To fulfil the need for analysis of procurement data, creation of visualisations and to expedite the creation of a contract register (for instance for Covid-19), the team built the functionality to allow data downloads from Silvereye. This means that data extracted from Silvereye can be aggregated and analysed, either through the above visualisations or through the user’s own creations. Data is available in tabular CSV format, with all headers and the data within each row.

Image: Data download page and buttons in Silvereye

This allows users to analyse structured data submissions. Example analysis use cases include efficiencies: does one supplier cost more in a category than another, does one department spend more on a category than another? Anti-corruption is another example: identifying spend or contracting with a contentious supplier to supplement an investigation.

Data extracted or downloaded from Silvereye can be used to create a contracting register wherein all the contracts across a country’s public sector is available from one source that can be analysed. This idea is useful for identifying buying efficiencies and also trends in buying behaviours, especially around new categories such as technology buying on a local level. Covid-19 has further highlighted the need to have a contracting register outlining buyers, suppliers and categories.

Considerations when implementing Silvereye

  1. Users submitting data need to understand open contracting and their responsibilities when submitting data. Clearly mandates and instructions about what data should be submitted will be established at a local level, so instructions on how and what to submit to Silvereye need to be created for each context.
  2. By default anyone with access to the tool can submit data. Although a username and password login feature, and an email login feature, have both been trialled successfully this has not been incorporated into the Silvereye codebase because we found the requirement and chosen mechanism will be context specific.
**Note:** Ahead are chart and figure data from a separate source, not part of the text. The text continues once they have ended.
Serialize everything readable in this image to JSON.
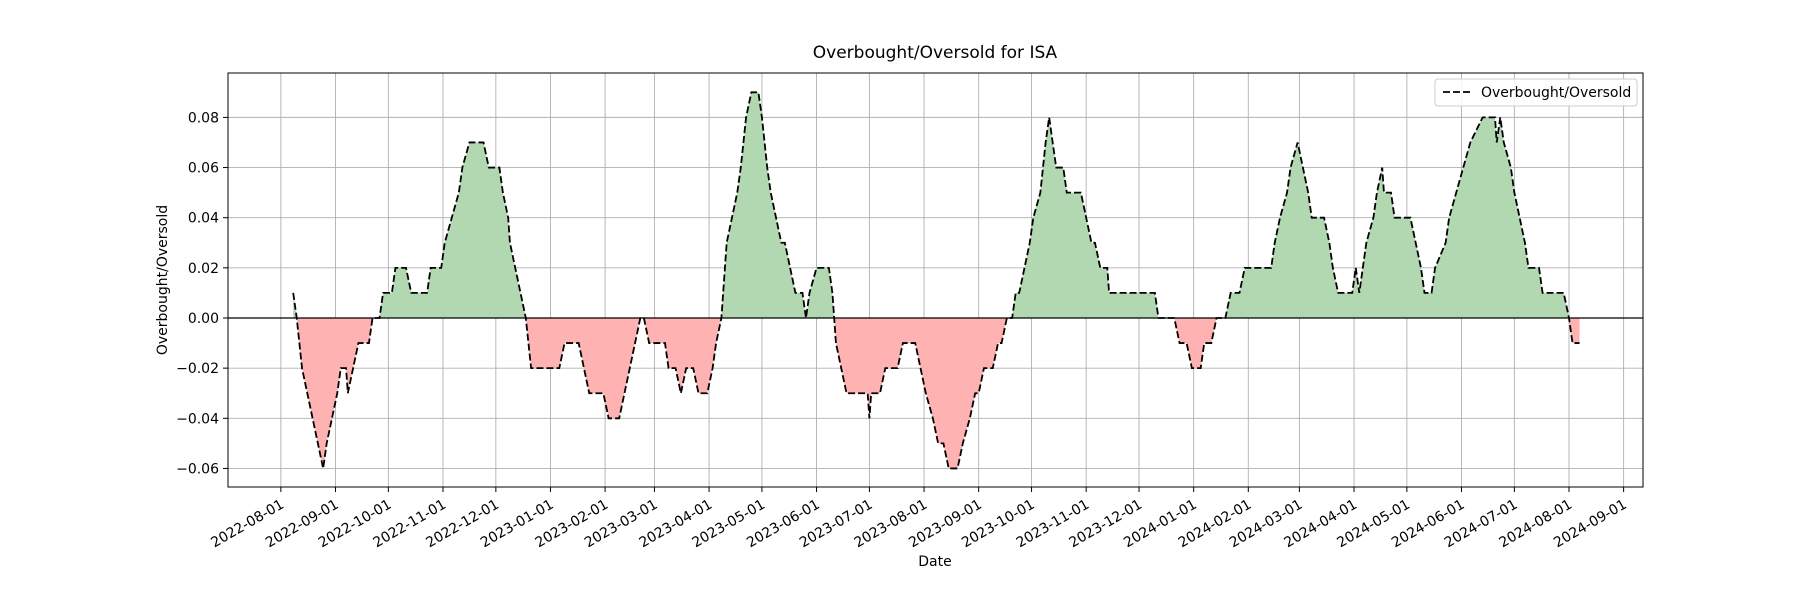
{
  "chart_data": {
    "type": "line",
    "title": "Overbought/Oversold for ISA",
    "x_label": "Date",
    "y_label": "Overbought/Oversold",
    "x": [
      "2022-08-08",
      "2022-08-10",
      "2022-08-13",
      "2022-08-16",
      "2022-08-19",
      "2022-08-22",
      "2022-08-25",
      "2022-08-27",
      "2022-08-30",
      "2022-09-02",
      "2022-09-04",
      "2022-09-07",
      "2022-09-08",
      "2022-09-11",
      "2022-09-14",
      "2022-09-20",
      "2022-09-22",
      "2022-09-26",
      "2022-09-28",
      "2022-10-03",
      "2022-10-05",
      "2022-10-11",
      "2022-10-14",
      "2022-10-23",
      "2022-10-25",
      "2022-10-31",
      "2022-11-02",
      "2022-11-06",
      "2022-11-10",
      "2022-11-12",
      "2022-11-16",
      "2022-11-24",
      "2022-11-27",
      "2022-12-03",
      "2022-12-05",
      "2022-12-08",
      "2022-12-09",
      "2022-12-12",
      "2022-12-15",
      "2022-12-18",
      "2022-12-21",
      "2023-01-06",
      "2023-01-09",
      "2023-01-17",
      "2023-01-20",
      "2023-01-23",
      "2023-01-31",
      "2023-02-03",
      "2023-02-09",
      "2023-02-12",
      "2023-02-15",
      "2023-02-18",
      "2023-02-21",
      "2023-02-23",
      "2023-02-26",
      "2023-03-07",
      "2023-03-09",
      "2023-03-13",
      "2023-03-16",
      "2023-03-19",
      "2023-03-23",
      "2023-03-26",
      "2023-03-31",
      "2023-04-03",
      "2023-04-05",
      "2023-04-08",
      "2023-04-11",
      "2023-04-14",
      "2023-04-17",
      "2023-04-19",
      "2023-04-22",
      "2023-04-25",
      "2023-04-29",
      "2023-05-01",
      "2023-05-04",
      "2023-05-06",
      "2023-05-09",
      "2023-05-12",
      "2023-05-14",
      "2023-05-17",
      "2023-05-20",
      "2023-05-24",
      "2023-05-26",
      "2023-05-28",
      "2023-06-01",
      "2023-06-08",
      "2023-06-10",
      "2023-06-12",
      "2023-06-15",
      "2023-06-18",
      "2023-06-20",
      "2023-06-30",
      "2023-07-01",
      "2023-07-02",
      "2023-07-07",
      "2023-07-10",
      "2023-07-17",
      "2023-07-20",
      "2023-07-27",
      "2023-07-30",
      "2023-08-02",
      "2023-08-06",
      "2023-08-09",
      "2023-08-12",
      "2023-08-15",
      "2023-08-20",
      "2023-08-23",
      "2023-08-27",
      "2023-08-30",
      "2023-09-01",
      "2023-09-04",
      "2023-09-09",
      "2023-09-12",
      "2023-09-14",
      "2023-09-17",
      "2023-09-20",
      "2023-09-22",
      "2023-09-24",
      "2023-09-27",
      "2023-09-30",
      "2023-10-02",
      "2023-10-06",
      "2023-10-09",
      "2023-10-11",
      "2023-10-13",
      "2023-10-15",
      "2023-10-19",
      "2023-10-21",
      "2023-10-29",
      "2023-11-01",
      "2023-11-04",
      "2023-11-06",
      "2023-11-09",
      "2023-11-13",
      "2023-11-14",
      "2023-12-10",
      "2023-12-12",
      "2023-12-21",
      "2023-12-24",
      "2023-12-28",
      "2023-12-31",
      "2024-01-05",
      "2024-01-07",
      "2024-01-11",
      "2024-01-14",
      "2024-01-19",
      "2024-01-22",
      "2024-01-27",
      "2024-01-30",
      "2024-02-14",
      "2024-02-16",
      "2024-02-19",
      "2024-02-23",
      "2024-02-25",
      "2024-02-29",
      "2024-03-03",
      "2024-03-06",
      "2024-03-08",
      "2024-03-15",
      "2024-03-18",
      "2024-03-20",
      "2024-03-23",
      "2024-03-31",
      "2024-04-02",
      "2024-04-04",
      "2024-04-06",
      "2024-04-08",
      "2024-04-12",
      "2024-04-14",
      "2024-04-17",
      "2024-04-18",
      "2024-04-22",
      "2024-04-24",
      "2024-05-03",
      "2024-05-06",
      "2024-05-09",
      "2024-05-11",
      "2024-05-15",
      "2024-05-17",
      "2024-05-23",
      "2024-05-25",
      "2024-05-29",
      "2024-06-02",
      "2024-06-06",
      "2024-06-13",
      "2024-06-20",
      "2024-06-21",
      "2024-06-23",
      "2024-06-25",
      "2024-06-29",
      "2024-07-01",
      "2024-07-04",
      "2024-07-07",
      "2024-07-09",
      "2024-07-15",
      "2024-07-17",
      "2024-07-29",
      "2024-08-01",
      "2024-08-03",
      "2024-08-07"
    ],
    "series": [
      {
        "name": "Overbought/Oversold",
        "color": "#000000",
        "line_style": "dashed",
        "values": [
          0.01,
          0,
          -0.02,
          -0.03,
          -0.04,
          -0.05,
          -0.06,
          -0.05,
          -0.04,
          -0.03,
          -0.02,
          -0.02,
          -0.03,
          -0.02,
          -0.01,
          -0.01,
          0,
          0,
          0.01,
          0.01,
          0.02,
          0.02,
          0.01,
          0.01,
          0.02,
          0.02,
          0.03,
          0.04,
          0.05,
          0.06,
          0.07,
          0.07,
          0.06,
          0.06,
          0.05,
          0.04,
          0.03,
          0.02,
          0.01,
          0,
          -0.02,
          -0.02,
          -0.01,
          -0.01,
          -0.02,
          -0.03,
          -0.03,
          -0.04,
          -0.04,
          -0.03,
          -0.02,
          -0.01,
          0,
          0,
          -0.01,
          -0.01,
          -0.02,
          -0.02,
          -0.03,
          -0.02,
          -0.02,
          -0.03,
          -0.03,
          -0.02,
          -0.01,
          0,
          0.03,
          0.04,
          0.05,
          0.06,
          0.08,
          0.09,
          0.09,
          0.08,
          0.06,
          0.05,
          0.04,
          0.03,
          0.03,
          0.02,
          0.01,
          0.01,
          0,
          0.01,
          0.02,
          0.02,
          0.01,
          -0.01,
          -0.02,
          -0.03,
          -0.03,
          -0.03,
          -0.04,
          -0.03,
          -0.03,
          -0.02,
          -0.02,
          -0.01,
          -0.01,
          -0.02,
          -0.03,
          -0.04,
          -0.05,
          -0.05,
          -0.06,
          -0.06,
          -0.05,
          -0.04,
          -0.03,
          -0.03,
          -0.02,
          -0.02,
          -0.01,
          -0.01,
          0,
          0,
          0.01,
          0.01,
          0.02,
          0.03,
          0.04,
          0.05,
          0.07,
          0.08,
          0.07,
          0.06,
          0.06,
          0.05,
          0.05,
          0.04,
          0.03,
          0.03,
          0.02,
          0.02,
          0.01,
          0.01,
          0,
          0,
          -0.01,
          -0.01,
          -0.02,
          -0.02,
          -0.01,
          -0.01,
          0,
          0,
          0.01,
          0.01,
          0.02,
          0.02,
          0.03,
          0.04,
          0.05,
          0.06,
          0.07,
          0.06,
          0.05,
          0.04,
          0.04,
          0.03,
          0.02,
          0.01,
          0.01,
          0.02,
          0.01,
          0.02,
          0.03,
          0.04,
          0.05,
          0.06,
          0.05,
          0.05,
          0.04,
          0.04,
          0.03,
          0.02,
          0.01,
          0.01,
          0.02,
          0.03,
          0.04,
          0.05,
          0.06,
          0.07,
          0.08,
          0.08,
          0.07,
          0.08,
          0.07,
          0.06,
          0.05,
          0.04,
          0.03,
          0.02,
          0.02,
          0.01,
          0.01,
          0,
          -0.01,
          -0.01
        ]
      }
    ],
    "positive_fill": "#b2d8b2",
    "negative_fill": "#ffb2b2",
    "zero_line": true,
    "xlim": [
      "2022-07-02",
      "2024-09-12"
    ],
    "xticks": [
      "2022-08-01",
      "2022-09-01",
      "2022-10-01",
      "2022-11-01",
      "2022-12-01",
      "2023-01-01",
      "2023-02-01",
      "2023-03-01",
      "2023-04-01",
      "2023-05-01",
      "2023-06-01",
      "2023-07-01",
      "2023-08-01",
      "2023-09-01",
      "2023-10-01",
      "2023-11-01",
      "2023-12-01",
      "2024-01-01",
      "2024-02-01",
      "2024-03-01",
      "2024-04-01",
      "2024-05-01",
      "2024-06-01",
      "2024-07-01",
      "2024-08-01",
      "2024-09-01"
    ],
    "ylim": [
      -0.0674,
      0.0977
    ],
    "yticks": [
      {
        "value": -0.06,
        "label": "−0.06"
      },
      {
        "value": -0.04,
        "label": "−0.04"
      },
      {
        "value": -0.02,
        "label": "−0.02"
      },
      {
        "value": 0,
        "label": "0.00"
      },
      0.02,
      0.04,
      0.06,
      0.08
    ],
    "grid": true,
    "legend": "upper right"
  }
}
Extending the default Django username and password authentication used for the admin to cover the submission view should not be beyond the competency of a modern web application developer.
    While the exact appropriate authentication mechanism will vary according to context, detailed notes on the approach implemented with one national government is published online.
  3. Mapping configuration is currently deployed using a CSV to provide a lookup reference. This facility might benefit from being deployed as a live database table that has been exposed to the Django Admin facility, so that users can configure these mappings within the application.
  4. The metrics provided by Silvereye are relatively limited, covering the volume of rows, the average number of fields in use and the date of submission. Additional metrics covering data quality (for example, number of null contract values or outliers to contract values) could be useful to some users.
  5. Following our research into the value of ‘dashboards’ to users, there is no visualisation beyond metrics and trend arrows in place. Given that charts are sometimes seen as a proxy for sophistication in software, it may be desirable to deploy some of the visualisations we have open sourced in the tool.

Conclusion

Silvereye fills an important gap in the OCDS publishing lifecycle, both as a tool for placing OCDS data into a queryable database from a low-tech source, but also as a mechanism for aggregating data from multiple sources. Silvereye overcomes the need for multiple publishers to implement and maintain high-cost, sophisticated software such as tender portals when the primary focus is to publish and aggregate data.
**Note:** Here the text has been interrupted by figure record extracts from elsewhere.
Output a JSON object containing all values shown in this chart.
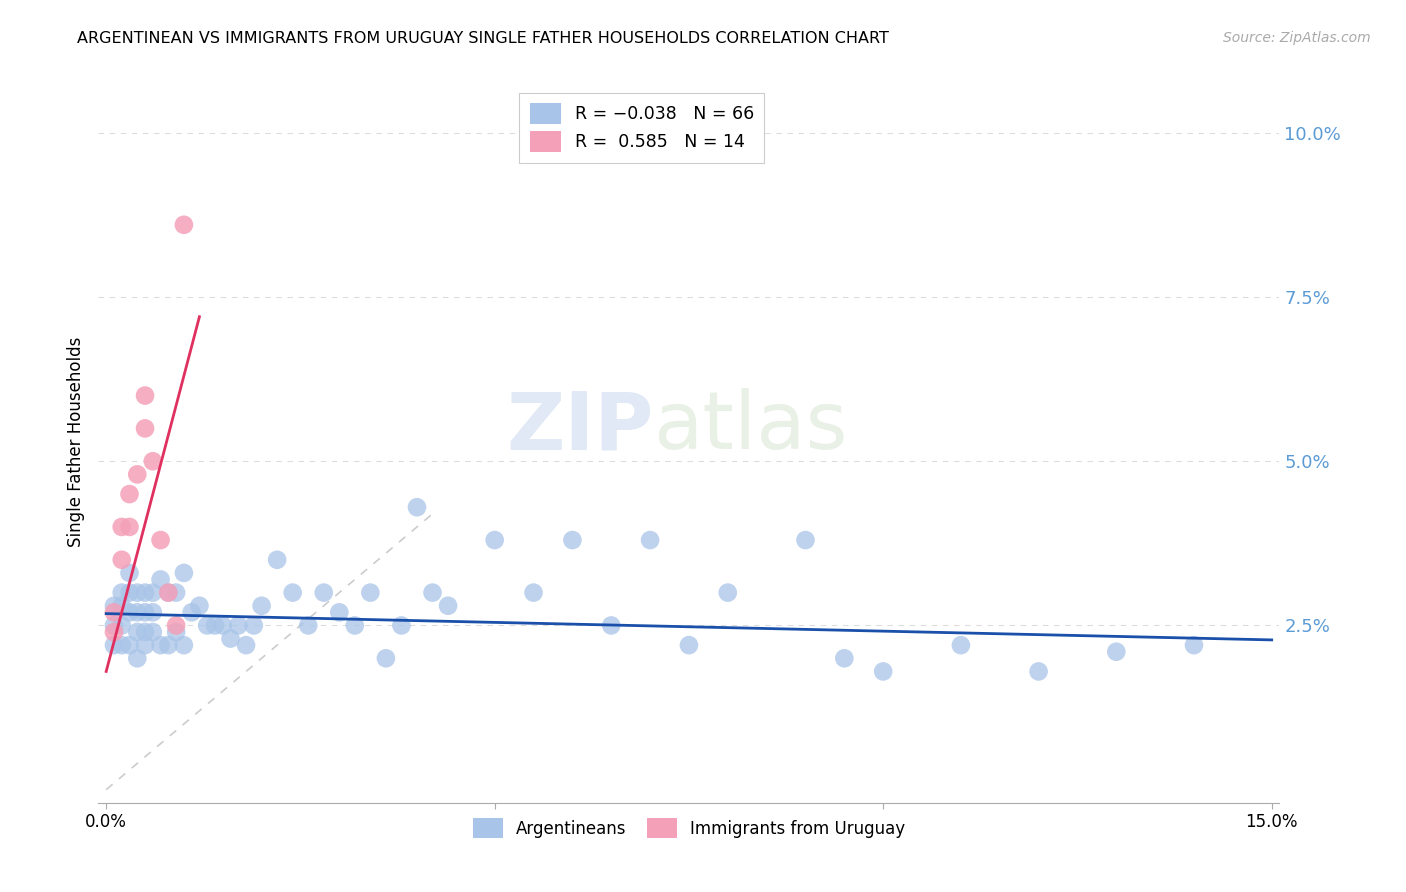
{
  "title": "ARGENTINEAN VS IMMIGRANTS FROM URUGUAY SINGLE FATHER HOUSEHOLDS CORRELATION CHART",
  "source": "Source: ZipAtlas.com",
  "ylabel": "Single Father Households",
  "xlim": [
    0.0,
    0.15
  ],
  "ylim": [
    0.0,
    0.105
  ],
  "ytick_vals": [
    0.025,
    0.05,
    0.075,
    0.1
  ],
  "ytick_labels": [
    "2.5%",
    "5.0%",
    "7.5%",
    "10.0%"
  ],
  "xtick_vals": [
    0.0,
    0.05,
    0.1,
    0.15
  ],
  "xtick_labels": [
    "0.0%",
    "",
    "",
    "15.0%"
  ],
  "blue_scatter_color": "#a8c4e8",
  "pink_scatter_color": "#f4a0b8",
  "blue_line_color": "#1a4faa",
  "pink_line_color": "#e03060",
  "diag_line_color": "#cccccc",
  "grid_color": "#dddddd",
  "right_axis_color": "#5b9bd5",
  "blue_R": -0.038,
  "blue_N": 66,
  "pink_R": 0.585,
  "pink_N": 14,
  "watermark": "ZIPatlas",
  "blue_x": [
    0.001,
    0.001,
    0.001,
    0.002,
    0.002,
    0.002,
    0.002,
    0.003,
    0.003,
    0.003,
    0.003,
    0.004,
    0.004,
    0.004,
    0.004,
    0.005,
    0.005,
    0.005,
    0.005,
    0.006,
    0.006,
    0.006,
    0.007,
    0.007,
    0.008,
    0.008,
    0.009,
    0.009,
    0.01,
    0.01,
    0.011,
    0.012,
    0.013,
    0.014,
    0.015,
    0.016,
    0.017,
    0.018,
    0.019,
    0.02,
    0.022,
    0.024,
    0.026,
    0.028,
    0.03,
    0.032,
    0.034,
    0.036,
    0.038,
    0.04,
    0.042,
    0.044,
    0.05,
    0.055,
    0.06,
    0.065,
    0.07,
    0.075,
    0.08,
    0.09,
    0.095,
    0.1,
    0.11,
    0.12,
    0.13,
    0.14
  ],
  "blue_y": [
    0.025,
    0.028,
    0.022,
    0.03,
    0.028,
    0.025,
    0.022,
    0.033,
    0.03,
    0.027,
    0.022,
    0.03,
    0.027,
    0.024,
    0.02,
    0.03,
    0.027,
    0.024,
    0.022,
    0.03,
    0.027,
    0.024,
    0.032,
    0.022,
    0.03,
    0.022,
    0.03,
    0.024,
    0.033,
    0.022,
    0.027,
    0.028,
    0.025,
    0.025,
    0.025,
    0.023,
    0.025,
    0.022,
    0.025,
    0.028,
    0.035,
    0.03,
    0.025,
    0.03,
    0.027,
    0.025,
    0.03,
    0.02,
    0.025,
    0.043,
    0.03,
    0.028,
    0.038,
    0.03,
    0.038,
    0.025,
    0.038,
    0.022,
    0.03,
    0.038,
    0.02,
    0.018,
    0.022,
    0.018,
    0.021,
    0.022
  ],
  "pink_x": [
    0.001,
    0.001,
    0.002,
    0.002,
    0.003,
    0.003,
    0.004,
    0.005,
    0.005,
    0.006,
    0.007,
    0.008,
    0.009,
    0.01
  ],
  "pink_y": [
    0.024,
    0.027,
    0.035,
    0.04,
    0.04,
    0.045,
    0.048,
    0.06,
    0.055,
    0.05,
    0.038,
    0.03,
    0.025,
    0.086
  ],
  "blue_line_x": [
    0.0,
    0.15
  ],
  "blue_line_y": [
    0.0268,
    0.0228
  ],
  "pink_line_x": [
    0.0,
    0.012
  ],
  "pink_line_y": [
    0.018,
    0.072
  ],
  "diag_line_x": [
    0.0,
    0.042
  ],
  "diag_line_y": [
    0.0,
    0.042
  ]
}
Silvereye is highly configurable, and can be used as a contracts register as well as a data quality monitoring platform. By ensuring that only compliant data is submitted to the database, Silvereye provides a robust, consistent and reliable data pipeline for administrators who can use the underlying data for either further publishing or for their own transparency needs.

Silvereye also uses the same underlying data structures as Bluetail meaning that it is possible to implement both projects on the same database.

We hope that Silvereye will be used extensively by Governments as they seek to expand their publishing of OCDS data.